Comparative example 2

(1) by conventional nucleating agent in polylactic acid production talcum powder dry 12h at vacuum drying oven 60 DEG C of commercialization, stand for standby use; By poly-Poly-L-lactic acid under vacuum drying oven 60 DEG C the dry 12h of fusing point lower than nucleator fusing point, stand for standby use;

(2) by talcum powder in step (1) and low melting point poly(lactic acid) 5:95 in mass ratio, by blended granulation at Haake torque rheometer 170 DEG C.

Gained embodiment and comparative example, adopt DSC to rise to 200 DEG C with the temperature rise rate of 10 DEG C/min from 40 DEG C and record its melting process, its melting process correlated results is shown in Fig. 1 and table 1.

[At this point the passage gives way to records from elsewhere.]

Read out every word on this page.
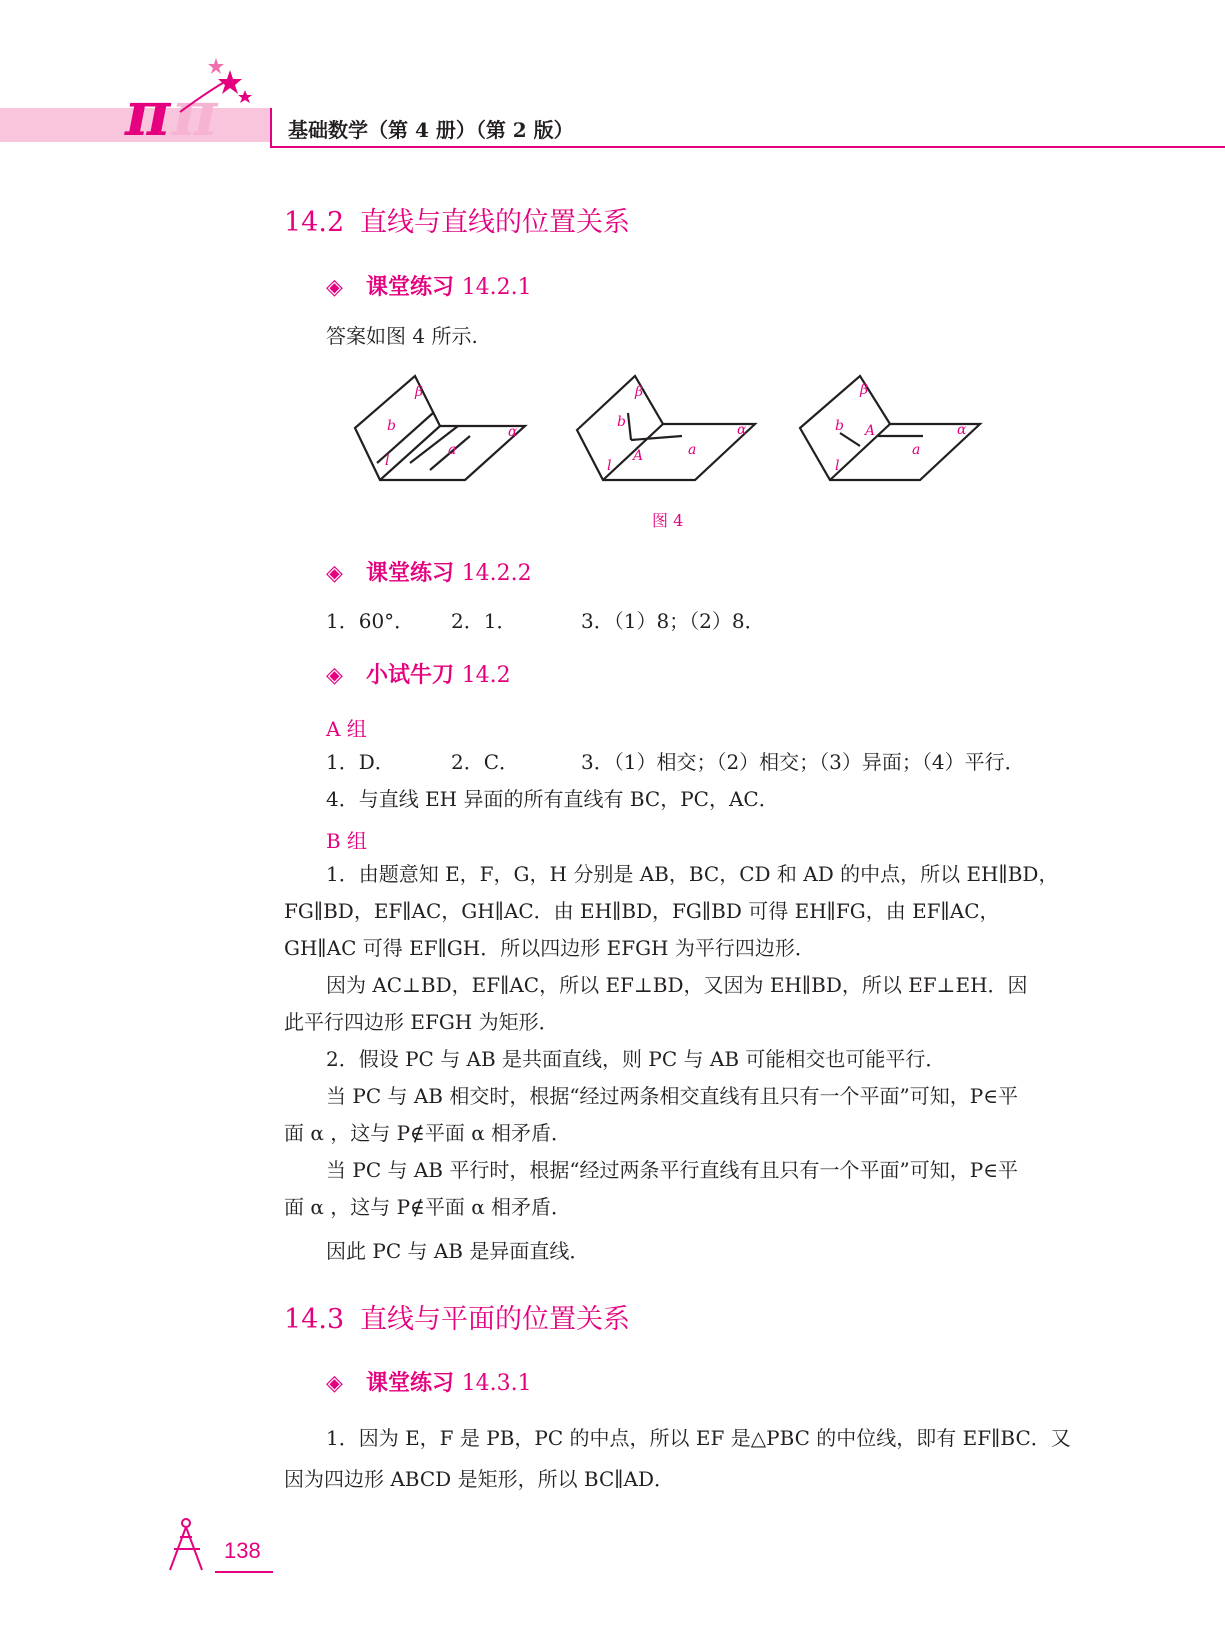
π π	基础数学（第 4 册）（第 2 版）
14.2 直线与直线的位置关系
◈ 课堂练习 14.2.1
答案如图 4 所示.
β
b
l
a
α
β
b
l
a
α
A
β
b
l
a
α
A
图 4
◈ 课堂练习 14.2.2
1．60°． 2．1．	3．（1）8；（2）8．
◈ 小试牛刀 14.2
A 组
1．D．	2．C．	3．（1）相交；（2）相交；（3）异面；（4）平行．
4．与直线 EH 异面的所有直线有 BC，PC，AC．
B 组
1．由题意知 E，F，G，H 分别是 AB，BC，CD 和 AD 的中点，所以 EH∥BD，
FG∥BD，EF∥AC，GH∥AC．由 EH∥BD，FG∥BD 可得 EH∥FG，由 EF∥AC，
GH∥AC 可得 EF∥GH．所以四边形 EFGH 为平行四边形．
因为 AC⊥BD，EF∥AC，所以 EF⊥BD，又因为 EH∥BD，所以 EF⊥EH．因
此平行四边形 EFGH 为矩形．
2．假设 PC 与 AB 是共面直线，则 PC 与 AB 可能相交也可能平行．
当 PC 与 AB 相交时，根据“经过两条相交直线有且只有一个平面”可知，P∈平
面 α ，这与 P∉平面 α 相矛盾．
当 PC 与 AB 平行时，根据“经过两条平行直线有且只有一个平面”可知，P∈平
面 α ，这与 P∉平面 α 相矛盾．
因此 PC 与 AB 是异面直线．
14.3 直线与平面的位置关系
◈ 课堂练习 14.3.1
1．因为 E，F 是 PB，PC 的中点，所以 EF 是△PBC 的中位线，即有 EF∥BC．又
因为四边形 ABCD 是矩形，所以 BC∥AD．
138
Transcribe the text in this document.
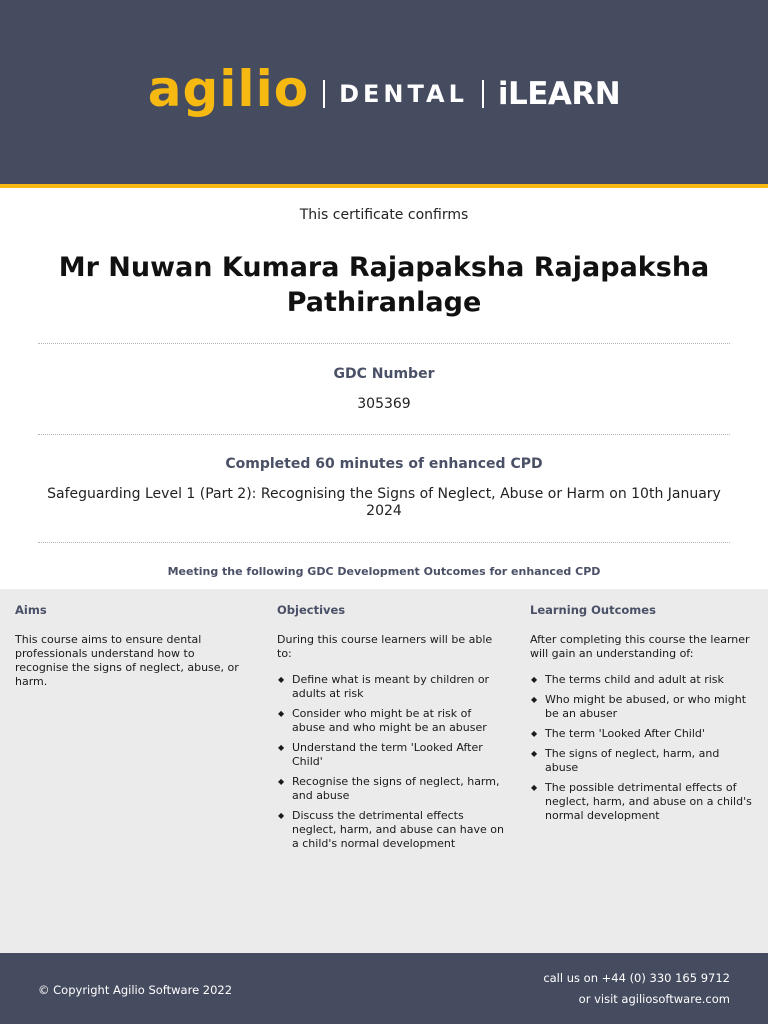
agilio DENTAL iLEARN
This certificate confirms
Mr Nuwan Kumara Rajapaksha Rajapaksha Pathiranlage
GDC Number
305369
Completed 60 minutes of enhanced CPD
Safeguarding Level 1 (Part 2): Recognising the Signs of Neglect, Abuse or Harm on 10th January 2024
Meeting the following GDC Development Outcomes for enhanced CPD
Aims
This course aims to ensure dental professionals understand how to recognise the signs of neglect, abuse, or harm.
Objectives
During this course learners will be able to:
◆ Define what is meant by children or adults at risk
◆ Consider who might be at risk of abuse and who might be an abuser
◆ Understand the term 'Looked After Child'
◆ Recognise the signs of neglect, harm, and abuse
◆ Discuss the detrimental effects neglect, harm, and abuse can have on a child's normal development
Learning Outcomes
After completing this course the learner will gain an understanding of:
◆ The terms child and adult at risk
◆ Who might be abused, or who might be an abuser
◆ The term 'Looked After Child'
◆ The signs of neglect, harm, and abuse
◆ The possible detrimental effects of neglect, harm, and abuse on a child's normal development
© Copyright Agilio Software 2022
call us on +44 (0) 330 165 9712
or visit agiliosoftware.com
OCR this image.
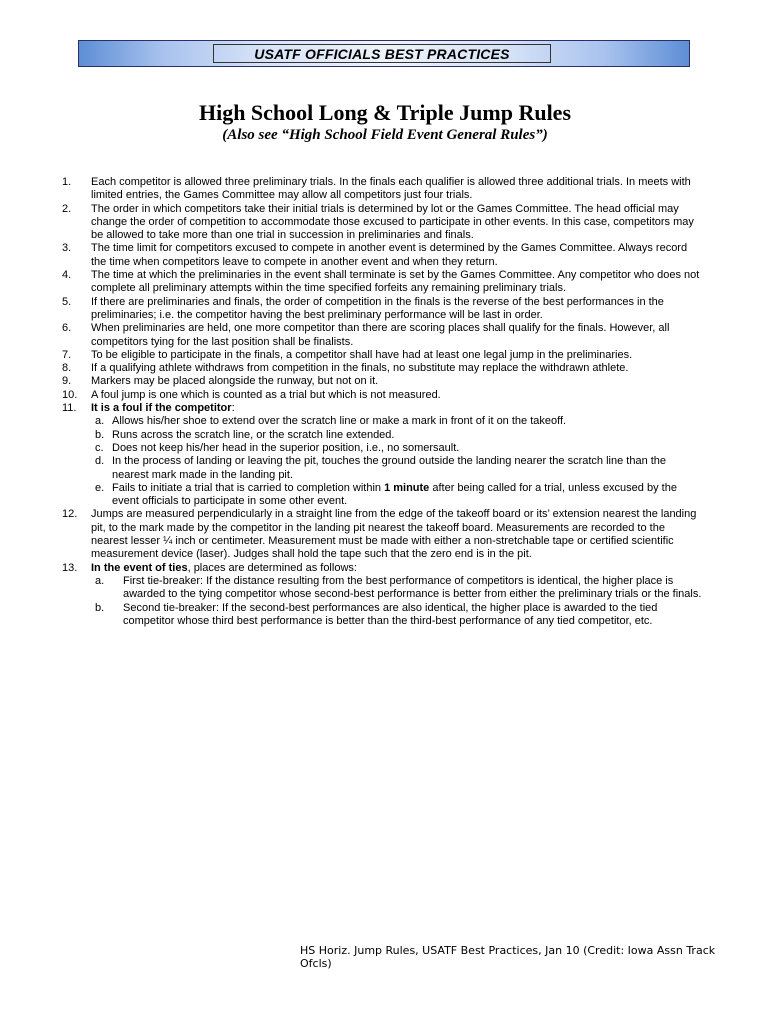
USATF OFFICIALS BEST PRACTICES
High School Long & Triple Jump Rules
(Also see “High School Field Event General Rules”)
1.	Each competitor is allowed three preliminary trials. In the finals each qualifier is allowed three additional trials. In meets with limited entries, the Games Committee may allow all competitors just four trials.
2.	The order in which competitors take their initial trials is determined by lot or the Games Committee. The head official may change the order of competition to accommodate those excused to participate in other events. In this case, competitors may be allowed to take more than one trial in succession in preliminaries and finals.
3.	The time limit for competitors excused to compete in another event is determined by the Games Committee. Always record the time when competitors leave to compete in another event and when they return.
4.	The time at which the preliminaries in the event shall terminate is set by the Games Committee. Any competitor who does not complete all preliminary attempts within the time specified forfeits any remaining preliminary trials.
5.	If there are preliminaries and finals, the order of competition in the finals is the reverse of the best performances in the preliminaries; i.e. the competitor having the best preliminary performance will be last in order.
6.	When preliminaries are held, one more competitor than there are scoring places shall qualify for the finals. However, all competitors tying for the last position shall be finalists.
7.	To be eligible to participate in the finals, a competitor shall have had at least one legal jump in the preliminaries.
8.	If a qualifying athlete withdraws from competition in the finals, no substitute may replace the withdrawn athlete.
9.	Markers may be placed alongside the runway, but not on it.
10.	A foul jump is one which is counted as a trial but which is not measured.
11.	It is a foul if the competitor:
a. Allows his/her shoe to extend over the scratch line or make a mark in front of it on the takeoff.
b. Runs across the scratch line, or the scratch line extended.
c. Does not keep his/her head in the superior position, i.e., no somersault.
d. In the process of landing or leaving the pit, touches the ground outside the landing nearer the scratch line than the nearest mark made in the landing pit.
e. Fails to initiate a trial that is carried to completion within 1 minute after being called for a trial, unless excused by the event officials to participate in some other event.
12.	Jumps are measured perpendicularly in a straight line from the edge of the takeoff board or its’ extension nearest the landing pit, to the mark made by the competitor in the landing pit nearest the takeoff board. Measurements are recorded to the nearest lesser ¼ inch or centimeter. Measurement must be made with either a non-stretchable tape or certified scientific measurement device (laser). Judges shall hold the tape such that the zero end is in the pit.
13.	In the event of ties, places are determined as follows:
a.	First tie-breaker: If the distance resulting from the best performance of competitors is identical, the higher place is awarded to the tying competitor whose second-best performance is better from either the preliminary trials or the finals.
b.	Second tie-breaker: If the second-best performances are also identical, the higher place is awarded to the tied competitor whose third best performance is better than the third-best performance of any tied competitor, etc.
HS Horiz. Jump Rules, USATF Best Practices, Jan 10 (Credit: Iowa Assn Track Ofcls)
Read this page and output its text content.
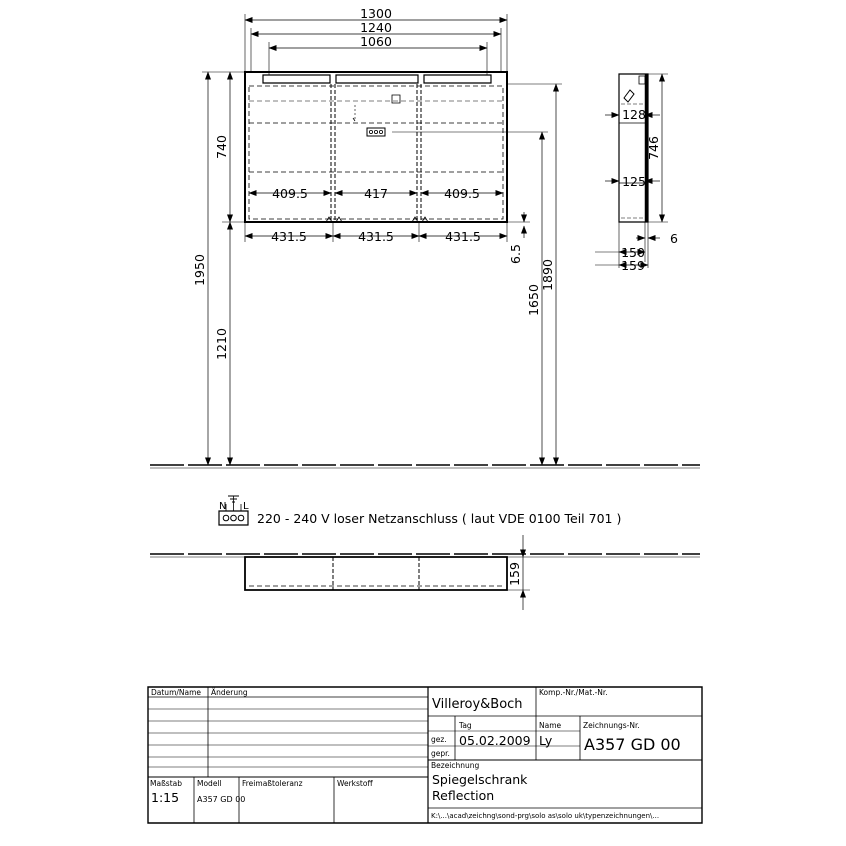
1300
1240
1060
409.5	417	409.5
431.5	431.5	431.5
740
1950
1210
6.5
1650
1890
128
125
746
150
159
6
N L
220 - 240 V loser Netzanschluss ( laut VDE 0100 Teil 701 )
159
Datum/Name Änderung
Villeroy&Boch
Komp.-Nr./Mat.-Nr.
Tag	Name	Zeichnungs-Nr.
gez.
gepr.
05.02.2009 Ly A357 GD 00
Bezeichnung
Spiegelschrank
Reflection
Maßstab
1:15
Modell
A357 GD 00
Freimaßtoleranz	Werkstoff
K:\...\acad\zeichng\sond-prg\solo as\solo uk\typenzeichnungen\...
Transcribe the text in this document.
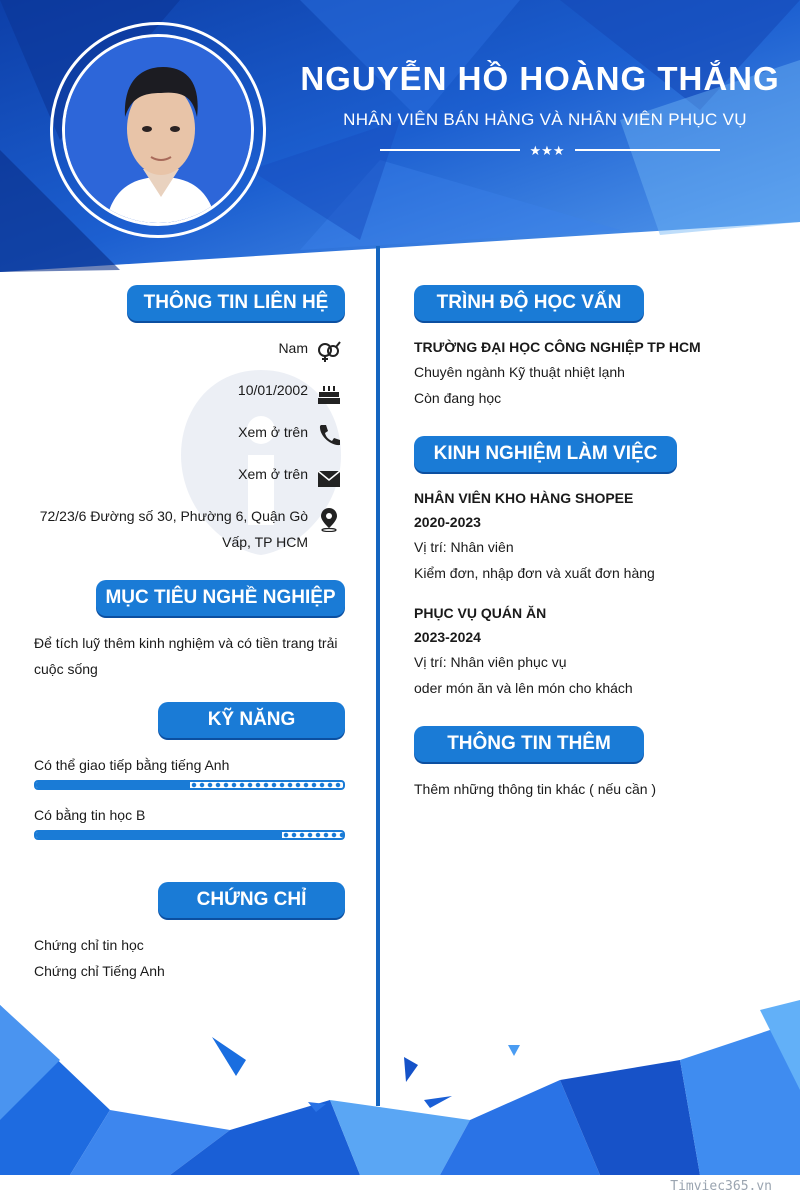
NGUYỄN HỒ HOÀNG THẮNG
NHÂN VIÊN BÁN HÀNG VÀ NHÂN VIÊN PHỤC VỤ
★★★
THÔNG TIN LIÊN HỆ
Nam
10/01/2002
Xem ở trên
Xem ở trên
72/23/6 Đường số 30, Phường 6, Quận Gò
Vấp, TP HCM
MỤC TIÊU NGHỀ NGHIỆP
Để tích luỹ thêm kinh nghiệm và có tiền trang trải
cuộc sống
KỸ NĂNG
Có thể giao tiếp bằng tiếng Anh
Có bằng tin học B
CHỨNG CHỈ
Chứng chỉ tin học
Chứng chỉ Tiếng Anh
TRÌNH ĐỘ HỌC VẤN
TRƯỜNG ĐẠI HỌC CÔNG NGHIỆP TP HCM
Chuyên ngành Kỹ thuật nhiệt lạnh
Còn đang học
KINH NGHIỆM LÀM VIỆC
NHÂN VIÊN KHO HÀNG SHOPEE
2020-2023
Vị trí: Nhân viên
Kiểm đơn, nhập đơn và xuất đơn hàng
PHỤC VỤ QUÁN ĂN
2023-2024
Vị trí: Nhân viên phục vụ
oder món ăn và lên món cho khách
THÔNG TIN THÊM
Thêm những thông tin khác ( nếu cần )
Timviec365.vn
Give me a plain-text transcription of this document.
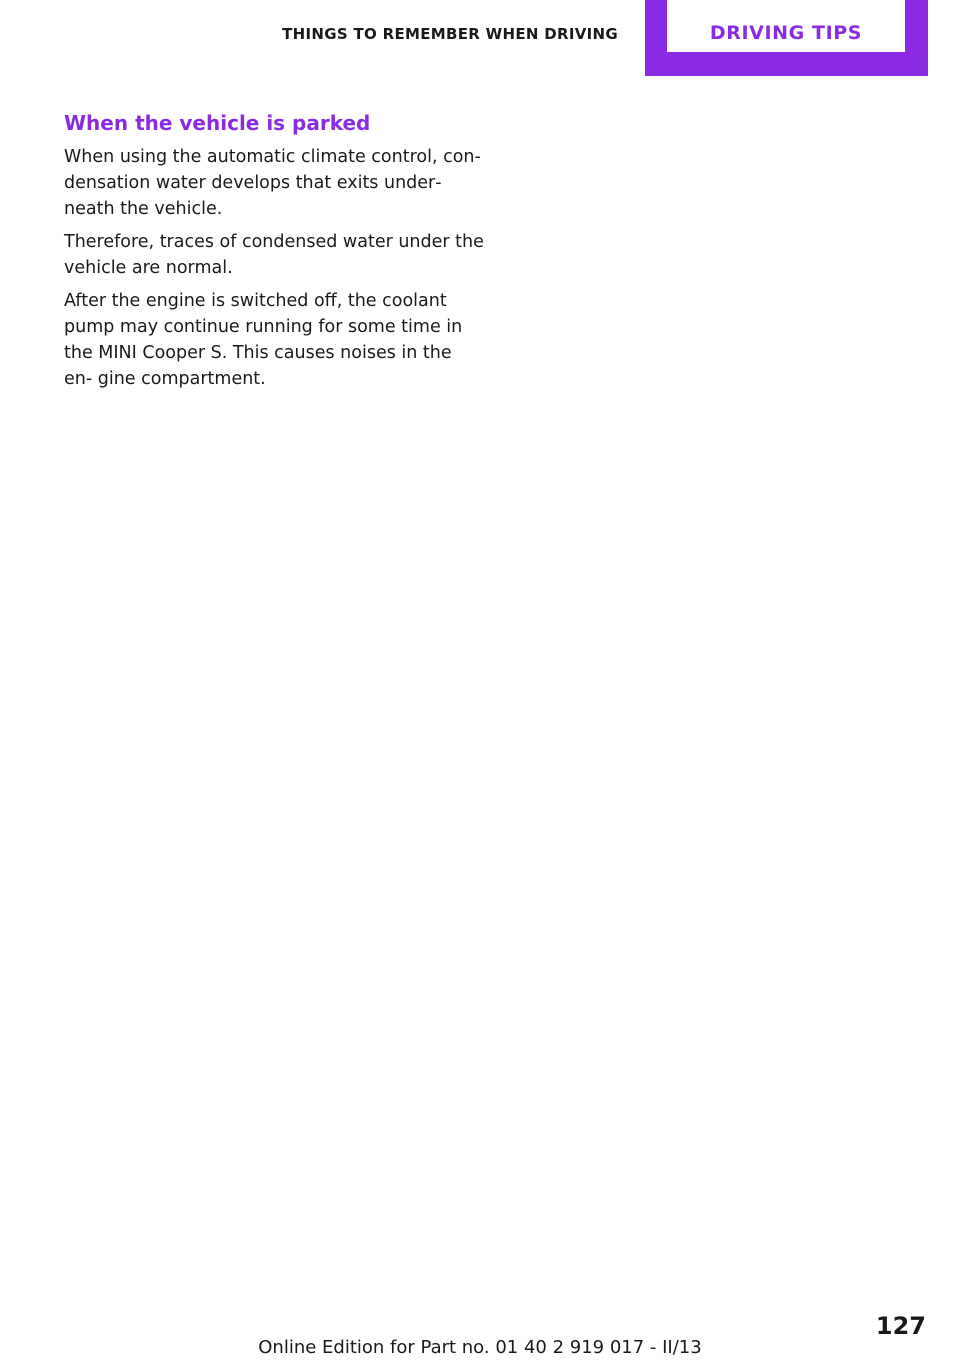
THINGS TO REMEMBER WHEN DRIVING	DRIVING TIPS
When the vehicle is parked

When using the automatic climate control, con‐ densation water develops that exits under‐ neath the vehicle.

Therefore, traces of condensed water under the vehicle are normal.

After the engine is switched off, the coolant pump may continue running for some time in the MINI Cooper S. This causes noises in the en‐ gine compartment.

127
Online Edition for Part no. 01 40 2 919 017 - II/13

By the parameter of DSC melting curve gained in table 1. embodiment 1 ~ 6 and comparative example 1 ~ 2

Note: Tcc is cold crystallization peak temperature, and Tm is melting peak temperature, and △ Hcc is cold crystallization heat content, and △ Hm is melting enthalpy, Xc be homopolymer crystal structure degree its calculated by formula 1 and obtain;

From Fig. 1 and table 1, there is larger cold crystallization peak at melting process in pure poly(lactic acid) (comparative example 1), its degree of crystallinity is only 3.3%, namely in the course of processing poly(lactic acid) due to its extremely slow crystallization rate, it is substantially uncrystallizable.And the method (comparative example 2) preparing high-crystallinity poly(lactic acid) sample of routine, its degree of crystallinity improves, but it is still in a lower level 11.5%.Poly(lactic acid) sample prepared by the inventive method, the cold crystallization peak in melting process is along with the increase disappearance gradually (embodiment 1,2,3,4) of the content of added dystectic lactide acid polymer.Can find out degree of crystallinity, poly(lactic acid) sample prepared by the inventive method all has a higher degree of crystallinity (embodiment 1,2,3,4).Show that dystectic lactide acid polymer that the inventive method is added has efficient nucleating effect to poly(lactic acid), effectively can promote the crystallization of poly(lactic acid), thus be conducive to obtaining the poly(lactic acid) sample with high-crystallinity.Contrast and be added with the talcous sample of poly(lactic acid) conventional nucleating agent (comparative example 2), can find out that the inventive method has prepared the poly(lactic acid) sample with more high-crystallinity.In addition, the lactide acid polymer that adds of present method is (embodiment 5) and (embodiment 6) same nucleating effect with excellence when using in the co-mixing system of poly(lactic acid) when using with other nucleating agent in polylactic acid production is composite, can obtain high-crystallinity polylactic acid blend matter sample.

Claims (1)

1. there is the high-crystallinity poly-lactic acid material of high crystallization rate or a preparation method for goods, it is characterized in that comprising:

1) dystectic lactide acid polymer poly(lactic acid) to excellent nucleating effect is annealed at 60 DEG C ~ 200 DEG C;

2) by step 1) in dystectic lactide acid polymer be ground into by high speed disintegrator the particle that diameter is 0.01 μm ~ 1000 μm;

3) by step 2) dystectic lactide acid polymer and poly(lactic acid) or polylactic acid blend extrude comprising by a certain percentage, banburying, injection, compacting, carries out poly-lactic acid material or the goods of blended obtained high-crystallinity under the shaping and mixing equipment of blowing;

4) step 3) in the processing temperature that adopts between poly(lactic acid) fusing point and step 2) between the fusing point of gained lactide acid polymer; Described dystectic lactide acid polymer is a kind of crystallinity lactide acid polymer, has rhombic structure cell, and concrete unit cell parameters is: a=1.05nm, b=0.61nm, c=2.88nm;

The relative molecular mass of described dystectic lactide acid polymer higher than 10,000, optical purity is greater than 90%;

The fusing point of described dystectic lactide acid polymer is higher than the fusing point of required polydactyl acid;

0.01wt% ~ the 40wt% of total amount after the content that described dystectic lactide acid polymer adds accounts for and adds.